# Cmon guys, what does yours look like?



## Fish Friend (Sep 10, 2005)

Ill start,
mines not the tidyest of cupboards but here it is anyway  
Lets see what yours look like!!!


----------



## Mobydock (Sep 6, 2005)

Not the tidiest? 

My one cupboard has all my foods, and a couple nets. The other one is a pile(literally) of my siphon hose, gravel vac and all the extra peices and parts of equipment that I'm not currently using(airlines, air pumps, airstones, different filters I've "rigged" together to "fine tune", heaters, dividers, plant weights, ballasts, starters, wires, etc...). Unfortunately I don't have a digi cam to show my wonderful heap of goods.


----------



## Georgia Peach (Sep 23, 2005)

mine are in a cardboard box in the closet!
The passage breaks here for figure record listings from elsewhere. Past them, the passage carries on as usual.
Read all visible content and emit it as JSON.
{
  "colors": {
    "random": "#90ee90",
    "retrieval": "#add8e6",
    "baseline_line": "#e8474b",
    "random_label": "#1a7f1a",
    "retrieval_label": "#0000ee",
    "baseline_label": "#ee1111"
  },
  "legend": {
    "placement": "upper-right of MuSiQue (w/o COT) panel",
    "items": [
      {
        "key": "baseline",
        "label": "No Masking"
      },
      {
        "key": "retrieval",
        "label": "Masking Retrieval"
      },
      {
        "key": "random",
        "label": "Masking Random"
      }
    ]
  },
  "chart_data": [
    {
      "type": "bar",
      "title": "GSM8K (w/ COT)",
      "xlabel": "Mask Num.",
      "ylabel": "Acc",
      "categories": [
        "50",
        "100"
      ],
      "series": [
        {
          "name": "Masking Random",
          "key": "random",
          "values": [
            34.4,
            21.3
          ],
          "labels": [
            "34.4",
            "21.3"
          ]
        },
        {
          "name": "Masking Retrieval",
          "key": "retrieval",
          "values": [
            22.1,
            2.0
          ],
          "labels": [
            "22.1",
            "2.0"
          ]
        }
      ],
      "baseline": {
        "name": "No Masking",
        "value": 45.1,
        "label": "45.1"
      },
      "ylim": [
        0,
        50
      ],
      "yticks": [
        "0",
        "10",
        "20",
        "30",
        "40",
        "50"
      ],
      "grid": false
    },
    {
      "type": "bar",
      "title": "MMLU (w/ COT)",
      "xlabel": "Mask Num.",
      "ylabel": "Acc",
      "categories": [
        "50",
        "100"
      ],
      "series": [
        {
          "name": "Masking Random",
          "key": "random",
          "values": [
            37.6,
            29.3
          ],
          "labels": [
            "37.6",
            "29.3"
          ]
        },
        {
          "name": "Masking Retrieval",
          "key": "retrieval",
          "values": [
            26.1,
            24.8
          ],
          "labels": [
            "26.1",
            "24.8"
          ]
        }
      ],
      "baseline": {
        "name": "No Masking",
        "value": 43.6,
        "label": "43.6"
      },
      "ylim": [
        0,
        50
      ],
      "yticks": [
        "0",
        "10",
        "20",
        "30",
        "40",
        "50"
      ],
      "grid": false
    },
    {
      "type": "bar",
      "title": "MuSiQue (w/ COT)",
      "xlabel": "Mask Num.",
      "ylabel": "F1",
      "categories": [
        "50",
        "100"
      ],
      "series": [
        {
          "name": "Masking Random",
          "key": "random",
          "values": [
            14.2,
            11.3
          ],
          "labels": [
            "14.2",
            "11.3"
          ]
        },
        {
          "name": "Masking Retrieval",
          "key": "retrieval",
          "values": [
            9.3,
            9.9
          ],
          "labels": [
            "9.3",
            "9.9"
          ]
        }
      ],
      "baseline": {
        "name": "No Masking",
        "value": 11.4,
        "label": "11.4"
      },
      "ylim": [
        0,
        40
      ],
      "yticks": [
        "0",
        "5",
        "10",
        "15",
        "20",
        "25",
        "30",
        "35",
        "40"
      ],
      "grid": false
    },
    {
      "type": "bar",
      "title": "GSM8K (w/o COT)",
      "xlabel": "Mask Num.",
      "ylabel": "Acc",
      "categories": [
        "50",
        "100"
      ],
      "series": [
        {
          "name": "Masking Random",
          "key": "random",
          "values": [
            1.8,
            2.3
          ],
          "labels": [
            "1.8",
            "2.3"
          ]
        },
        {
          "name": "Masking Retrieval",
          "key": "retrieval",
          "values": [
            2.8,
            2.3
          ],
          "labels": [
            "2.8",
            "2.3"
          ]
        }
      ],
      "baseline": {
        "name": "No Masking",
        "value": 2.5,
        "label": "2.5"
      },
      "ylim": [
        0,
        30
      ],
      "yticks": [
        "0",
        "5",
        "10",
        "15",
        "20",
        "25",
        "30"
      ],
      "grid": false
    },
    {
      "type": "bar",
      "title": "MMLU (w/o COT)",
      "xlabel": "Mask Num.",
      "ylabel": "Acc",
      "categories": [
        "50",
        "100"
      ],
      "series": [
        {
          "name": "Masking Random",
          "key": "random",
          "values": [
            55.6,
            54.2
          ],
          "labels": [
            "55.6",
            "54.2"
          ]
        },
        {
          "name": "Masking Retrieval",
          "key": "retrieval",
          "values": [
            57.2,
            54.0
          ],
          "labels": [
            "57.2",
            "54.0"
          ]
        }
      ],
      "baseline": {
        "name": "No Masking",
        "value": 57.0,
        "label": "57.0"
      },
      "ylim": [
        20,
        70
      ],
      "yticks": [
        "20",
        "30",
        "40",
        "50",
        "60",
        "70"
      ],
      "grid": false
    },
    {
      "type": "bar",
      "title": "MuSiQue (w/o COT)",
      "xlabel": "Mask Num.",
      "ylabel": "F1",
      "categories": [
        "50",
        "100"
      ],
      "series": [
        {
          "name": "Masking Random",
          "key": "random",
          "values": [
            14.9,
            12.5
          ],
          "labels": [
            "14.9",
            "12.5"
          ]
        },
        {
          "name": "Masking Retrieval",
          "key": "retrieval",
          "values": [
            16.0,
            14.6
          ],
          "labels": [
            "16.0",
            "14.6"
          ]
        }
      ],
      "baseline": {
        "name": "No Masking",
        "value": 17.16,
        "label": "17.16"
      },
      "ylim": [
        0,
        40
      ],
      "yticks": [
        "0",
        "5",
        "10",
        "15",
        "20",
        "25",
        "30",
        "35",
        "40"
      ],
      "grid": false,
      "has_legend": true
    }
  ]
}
LOL - Food stays on top of the tank


----------



## Chazwick (Aug 24, 2005)

I have all mine in a little drawer by the tank  
My tank isn't on a stand it's just on one of my shelves next to one of my hammie cages


----------



## Jonno (May 22, 2005)

lol, what a werid topic i'm going to have to take some pictures


----------



## Fish Friend (Sep 10, 2005)

hehehe i know its weird  i had nothing else to do..


----------



## Jonno (May 22, 2005)

lol ur's is so tidy compared to mine if i open the door it all falls out


----------



## Jonno (May 22, 2005)

Well here are some of mine i couldn't take a picture of my other cupboard because it was to dirty but here is some of mine


----------



## Fish Friend (Sep 10, 2005)

Thats tidy LOL! what tank is that btw?


----------



## Jonno (May 22, 2005)

the top one is a juwel 125 and the bottom picture is a juwel 180


----------



## Fish Friend (Sep 10, 2005)

How come you have another filter in the 180 though?


----------



## Jonno (May 22, 2005)

because i find that the built in juwel filters aren't so good with bigger fish


----------



## Fish Friend (Sep 10, 2005)

How come? lol, this is like a questionnaire


----------